E ele, acompanhado pelos músicos do programa, cantou muito bonito...

De que me adianta... (CLICK)

...e ao final da música, acompanhado também por Lauro Castro.

— Regis, você está gravando um disco? Você disse!

— Estamos.

— Estamos não! Eu não estou! — ironizou o apresentador. — Façamos o seguinte, quando seu disco estiver pronto, você me liga e nós faremos o lançamento, em um programa especial aqui no Lauro Castro. Combinado?

— Combinado! — riu feliz, o menino.

— Já vou te dizer uma coisa! Você será com certeza o menino mais famoso que esse Brasil conheceu! Pode escrever!

— Obrigado!

— Verdade! Eu consigo enxergar dentro de você e sinto sua alma! Sinto que você é artista por amor e não porque o papai ou a mamãe quer. Você será marcado perpetuamente, tipo Roberto Carlos, Frank Sinatra, Elvis Presley, John Lennon, Michael Jackson… Sabe por que Regis? Porque você tem o dom que Deus lhe deu! Mas posso lhe dar um conselho?

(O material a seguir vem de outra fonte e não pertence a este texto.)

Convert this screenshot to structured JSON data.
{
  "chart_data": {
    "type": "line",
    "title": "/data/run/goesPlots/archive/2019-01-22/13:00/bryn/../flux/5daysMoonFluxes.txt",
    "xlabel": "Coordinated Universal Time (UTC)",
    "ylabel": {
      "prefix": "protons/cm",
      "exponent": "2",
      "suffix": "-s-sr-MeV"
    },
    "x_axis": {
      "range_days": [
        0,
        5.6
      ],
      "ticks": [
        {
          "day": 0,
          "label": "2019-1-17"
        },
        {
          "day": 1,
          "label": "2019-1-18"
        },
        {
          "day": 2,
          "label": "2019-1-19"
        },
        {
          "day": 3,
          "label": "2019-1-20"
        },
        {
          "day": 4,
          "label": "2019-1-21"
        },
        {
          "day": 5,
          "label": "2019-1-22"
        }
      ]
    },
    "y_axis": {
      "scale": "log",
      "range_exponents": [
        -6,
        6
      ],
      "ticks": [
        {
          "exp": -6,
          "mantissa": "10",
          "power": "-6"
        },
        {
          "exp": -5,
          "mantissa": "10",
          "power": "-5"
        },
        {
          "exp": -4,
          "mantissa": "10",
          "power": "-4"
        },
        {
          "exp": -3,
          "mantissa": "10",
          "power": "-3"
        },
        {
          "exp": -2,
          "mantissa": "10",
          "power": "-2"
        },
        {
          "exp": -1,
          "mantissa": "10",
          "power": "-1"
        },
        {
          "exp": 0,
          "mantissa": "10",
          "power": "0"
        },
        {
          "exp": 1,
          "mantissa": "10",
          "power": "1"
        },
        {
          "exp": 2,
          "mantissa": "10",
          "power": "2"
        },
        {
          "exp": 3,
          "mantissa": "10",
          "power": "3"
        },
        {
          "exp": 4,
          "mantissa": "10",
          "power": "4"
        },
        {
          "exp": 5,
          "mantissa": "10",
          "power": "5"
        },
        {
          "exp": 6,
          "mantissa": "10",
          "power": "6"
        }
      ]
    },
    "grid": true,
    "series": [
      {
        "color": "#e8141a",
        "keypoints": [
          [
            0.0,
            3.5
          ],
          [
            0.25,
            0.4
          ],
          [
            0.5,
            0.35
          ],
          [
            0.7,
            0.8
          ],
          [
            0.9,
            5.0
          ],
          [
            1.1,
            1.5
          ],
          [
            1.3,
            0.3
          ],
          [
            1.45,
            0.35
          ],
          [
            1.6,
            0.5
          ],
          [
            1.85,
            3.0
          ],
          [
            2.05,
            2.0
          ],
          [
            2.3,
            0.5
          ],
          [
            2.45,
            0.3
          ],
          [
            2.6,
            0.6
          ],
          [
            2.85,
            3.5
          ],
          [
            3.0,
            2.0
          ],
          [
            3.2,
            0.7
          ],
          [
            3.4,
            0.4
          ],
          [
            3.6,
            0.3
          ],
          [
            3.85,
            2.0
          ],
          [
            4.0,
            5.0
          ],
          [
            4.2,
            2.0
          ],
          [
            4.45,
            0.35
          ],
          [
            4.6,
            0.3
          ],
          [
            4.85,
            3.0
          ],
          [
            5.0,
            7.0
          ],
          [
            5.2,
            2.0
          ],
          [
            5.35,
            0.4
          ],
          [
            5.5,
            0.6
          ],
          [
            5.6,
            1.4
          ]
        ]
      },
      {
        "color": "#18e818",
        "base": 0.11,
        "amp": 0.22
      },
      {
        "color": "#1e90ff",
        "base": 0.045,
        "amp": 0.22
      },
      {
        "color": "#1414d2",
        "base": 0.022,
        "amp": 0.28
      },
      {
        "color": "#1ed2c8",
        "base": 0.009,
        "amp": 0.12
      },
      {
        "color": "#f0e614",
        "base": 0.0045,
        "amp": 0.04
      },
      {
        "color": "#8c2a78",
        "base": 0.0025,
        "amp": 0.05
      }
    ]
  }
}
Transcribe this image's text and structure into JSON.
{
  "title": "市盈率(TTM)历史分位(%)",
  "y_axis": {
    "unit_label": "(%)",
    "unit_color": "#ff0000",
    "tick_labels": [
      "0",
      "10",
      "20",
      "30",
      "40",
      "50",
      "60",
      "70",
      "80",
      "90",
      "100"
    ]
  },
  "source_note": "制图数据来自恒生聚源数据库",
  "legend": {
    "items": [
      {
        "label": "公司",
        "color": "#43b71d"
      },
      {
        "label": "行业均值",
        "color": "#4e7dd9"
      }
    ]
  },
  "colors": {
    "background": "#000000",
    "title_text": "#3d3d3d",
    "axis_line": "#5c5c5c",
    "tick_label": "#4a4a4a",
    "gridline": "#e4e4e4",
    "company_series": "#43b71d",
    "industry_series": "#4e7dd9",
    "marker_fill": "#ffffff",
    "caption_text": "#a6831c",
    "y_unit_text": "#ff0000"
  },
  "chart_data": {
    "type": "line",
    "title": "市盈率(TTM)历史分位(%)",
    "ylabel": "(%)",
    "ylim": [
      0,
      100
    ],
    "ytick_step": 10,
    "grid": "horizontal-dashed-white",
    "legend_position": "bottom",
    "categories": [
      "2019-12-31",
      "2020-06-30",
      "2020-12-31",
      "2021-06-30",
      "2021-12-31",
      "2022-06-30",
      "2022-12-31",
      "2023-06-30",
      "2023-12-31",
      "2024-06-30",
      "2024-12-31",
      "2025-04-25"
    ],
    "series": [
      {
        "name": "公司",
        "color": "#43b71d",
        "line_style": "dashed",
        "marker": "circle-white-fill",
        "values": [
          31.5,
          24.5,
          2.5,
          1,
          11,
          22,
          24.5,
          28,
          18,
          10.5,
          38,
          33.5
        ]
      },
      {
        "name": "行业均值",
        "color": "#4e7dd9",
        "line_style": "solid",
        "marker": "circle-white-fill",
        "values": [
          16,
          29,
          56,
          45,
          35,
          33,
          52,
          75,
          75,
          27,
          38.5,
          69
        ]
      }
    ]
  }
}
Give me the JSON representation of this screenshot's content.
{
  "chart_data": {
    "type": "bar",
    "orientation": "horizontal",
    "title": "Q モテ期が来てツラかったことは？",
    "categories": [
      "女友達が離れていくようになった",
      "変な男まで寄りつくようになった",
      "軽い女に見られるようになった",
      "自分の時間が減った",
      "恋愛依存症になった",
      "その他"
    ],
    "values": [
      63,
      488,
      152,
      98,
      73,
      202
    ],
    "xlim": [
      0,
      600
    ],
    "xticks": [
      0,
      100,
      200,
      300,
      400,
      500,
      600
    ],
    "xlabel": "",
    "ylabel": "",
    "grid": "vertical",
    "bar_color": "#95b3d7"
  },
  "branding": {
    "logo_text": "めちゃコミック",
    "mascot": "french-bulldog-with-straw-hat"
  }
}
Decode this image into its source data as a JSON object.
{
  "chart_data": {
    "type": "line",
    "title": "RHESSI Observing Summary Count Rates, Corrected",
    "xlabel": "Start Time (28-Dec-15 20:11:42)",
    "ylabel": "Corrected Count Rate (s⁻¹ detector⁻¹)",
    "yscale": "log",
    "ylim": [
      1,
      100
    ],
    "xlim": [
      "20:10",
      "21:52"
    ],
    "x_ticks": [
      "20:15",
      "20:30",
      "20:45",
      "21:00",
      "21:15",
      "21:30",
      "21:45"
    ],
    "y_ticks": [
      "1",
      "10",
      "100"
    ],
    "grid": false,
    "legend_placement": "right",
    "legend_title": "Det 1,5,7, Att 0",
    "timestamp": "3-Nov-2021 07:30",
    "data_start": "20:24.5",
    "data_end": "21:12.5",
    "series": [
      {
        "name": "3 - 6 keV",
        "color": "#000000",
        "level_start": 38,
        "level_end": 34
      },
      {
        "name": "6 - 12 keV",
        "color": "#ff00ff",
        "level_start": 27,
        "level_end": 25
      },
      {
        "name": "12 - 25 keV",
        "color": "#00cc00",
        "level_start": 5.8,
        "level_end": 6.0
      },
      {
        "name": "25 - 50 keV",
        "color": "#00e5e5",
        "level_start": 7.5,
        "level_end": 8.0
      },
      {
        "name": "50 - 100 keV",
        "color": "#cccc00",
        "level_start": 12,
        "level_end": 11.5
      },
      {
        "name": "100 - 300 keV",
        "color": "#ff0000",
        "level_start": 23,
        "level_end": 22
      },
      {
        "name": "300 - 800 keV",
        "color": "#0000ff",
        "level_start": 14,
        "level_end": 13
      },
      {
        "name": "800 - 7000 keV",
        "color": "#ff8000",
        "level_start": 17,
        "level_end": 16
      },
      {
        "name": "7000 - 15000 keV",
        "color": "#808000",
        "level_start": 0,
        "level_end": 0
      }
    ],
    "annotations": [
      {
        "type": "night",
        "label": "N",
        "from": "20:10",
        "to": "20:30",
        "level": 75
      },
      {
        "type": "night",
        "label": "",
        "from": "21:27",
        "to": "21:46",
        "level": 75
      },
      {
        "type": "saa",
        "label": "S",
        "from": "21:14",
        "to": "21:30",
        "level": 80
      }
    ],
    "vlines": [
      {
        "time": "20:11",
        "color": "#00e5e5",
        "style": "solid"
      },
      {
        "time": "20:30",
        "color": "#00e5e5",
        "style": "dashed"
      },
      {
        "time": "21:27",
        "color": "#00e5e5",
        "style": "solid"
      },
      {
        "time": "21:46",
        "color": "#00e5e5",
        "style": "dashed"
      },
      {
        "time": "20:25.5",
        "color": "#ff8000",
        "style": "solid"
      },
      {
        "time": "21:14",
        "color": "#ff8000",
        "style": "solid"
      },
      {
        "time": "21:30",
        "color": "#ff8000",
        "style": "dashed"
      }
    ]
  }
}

— Você é o mestre dos artistas, titio Lauro! — alegou com sinceridade, Regis. — É uma honra ouvir um conselho seu!

— Aprenda desde pequeno a conviver com sua fama. Você vai precisar! Tem artista, que quando desconhecidos cantam até em botequins da esquina, depois que o sucesso sobe à cabeça nem olha pros seus semelhantes. Por isso peço a você, Regis, você será famoso é fato! Nunca menospreze aqueles que te deram apoio no início. E não estou dizendo de Lauro Castro não! Falo das emissoras de rádio, dos amigos, da professorinha de canto e violão e das pessoas que você conheceu enquanto não famoso e as que conhecerão depois de famoso.

— Agradeço de coração por seus sábios conselhos, titio Lauro. E pode ter certeza, Já ficou gravado aqui em meu coração e pra não esquecer, em meu cérebro também!

— Então tchau! Espero você no lançamento de seu disco.